Needless to say, these mega-disasters are increasingly a global phenomenon, and we have more receipts.
Jeff Masters over at Yale Climate Connections has the deets:
"The planet was besieged by a record 63 billion dollar weather disaster sin 2023, surpassing the previous record of 57 set in 2020, said insurance broker Gallagher Re in its annual report issued January 17. The total damage wrought by weather disasters in 2023 was $301 billion."
If you want a silver lining of sorts, that $300 billion in damage is a little less than the $360 billion in damage during 2022.
Different organizations have different ways of assessing disasters, so Gallagher Re's figures no doubt vary somewhat from other sources.
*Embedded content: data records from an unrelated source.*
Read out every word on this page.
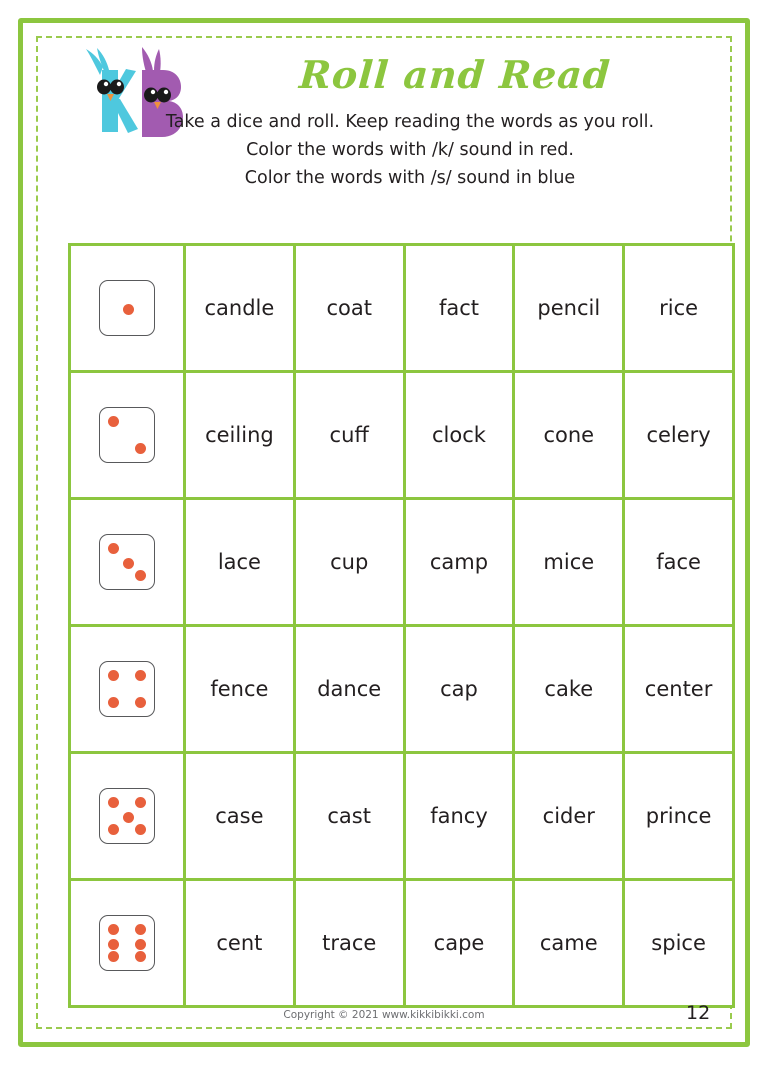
Roll and Read
Take a dice and roll. Keep reading the words as you roll.
Color the words with /k/ sound in red.
Color the words with /s/ sound in blue
	candle	coat	fact	pencil	rice

	ceiling	cuff	clock	cone	celery

	lace	cup	camp	mice	face

	fence	dance	cap	cake	center

	case	cast	fancy	cider	prince

	cent	trace	cape	came	spice
Copyright © 2021 www.kikkibikki.com	12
I was simultaneously surprised/not surprised to learn which disaster was the deadliest. It turns out it was heat waves in Europe during the summer of 2023. These heat waves killed an estimated 15,400 people.
The surprise I felt by that stat is the fact the big death toll was not really reported in the global media. But the part of me that wasn't surprised is that heat waves are the deadliest kind of weather disaster. Hot weather doesn't get the attention you see with dramatic hurricanes, floods and tornadoes. Let's face it, heat waves are not photogenic. So searing, record hot weather does not grab the attention of the media or the public.
If you want the worst death toll from a storm, that had to be the immense flash floods that hit Libya back in September. The official death toll from that disaster is over 4,300. But it's probably much higher since some reports tell us more than 8,000 people are still missing.
Seven nations - Mexico, Libya, Spain, Argentina, New Zealand, Greece and Uruguay - had their most expensive weather disasters on record during 2023,
Severe thunderstorm damage has been increasing at a fast pace of 9.6 percent per year since 2000. Most of that extra damage is because people keep moving into more suburban and formerly rural places. Hail causes the majority of the damage.
Like tornadoes, damaging hail usually causes its worse misery in long, narrow swaths. This suburban sprawl gives giant hail more targets to hit, so you get a lot of extra damage.
ROLE OF CLIMATE CHANGE
Inflation and development contribute to the rise of more and more billion dollar disasters, said Gallagher Re. Climate change, however, is a big culprit, too.
Says the insurance broker:
"We continue to witness the ongoing influence of climate change on the behavior of individual events and broader weather patterns......The fingerprints are now regularly evident. If we do not meaningfully change the status quo and subsequently reverse the growth of carbon dioxide emissions then we should no longer be surprised at the consequences of more extreme weather/climate events that are influence by warmer ocean waters and a destabilized atmosphere."
Africa has seen a horrible uptick in weather and climate related disasters in recent years.
Nearly a quarter of Africa's 30 deadliest weather/climate disasters have occurred in just the past two years, Masters writes in Yale Climate Connection.
"This ominous figure could well be a harbinger of the future, as higher vulnerability, a growing population and more extreme weather events from climate change cause an increase in deadly disasters, even without accounting for the recurring episodes of catastrophic regional drought that can take tens of thousands of African lives in a single year."
All this is even more unfair than you'd think if you consider this: Except for Antarctica, Africa has likely contributed least to the atmosphere's increasing concentration of greenhouse gases that are driving this dangerous climate change.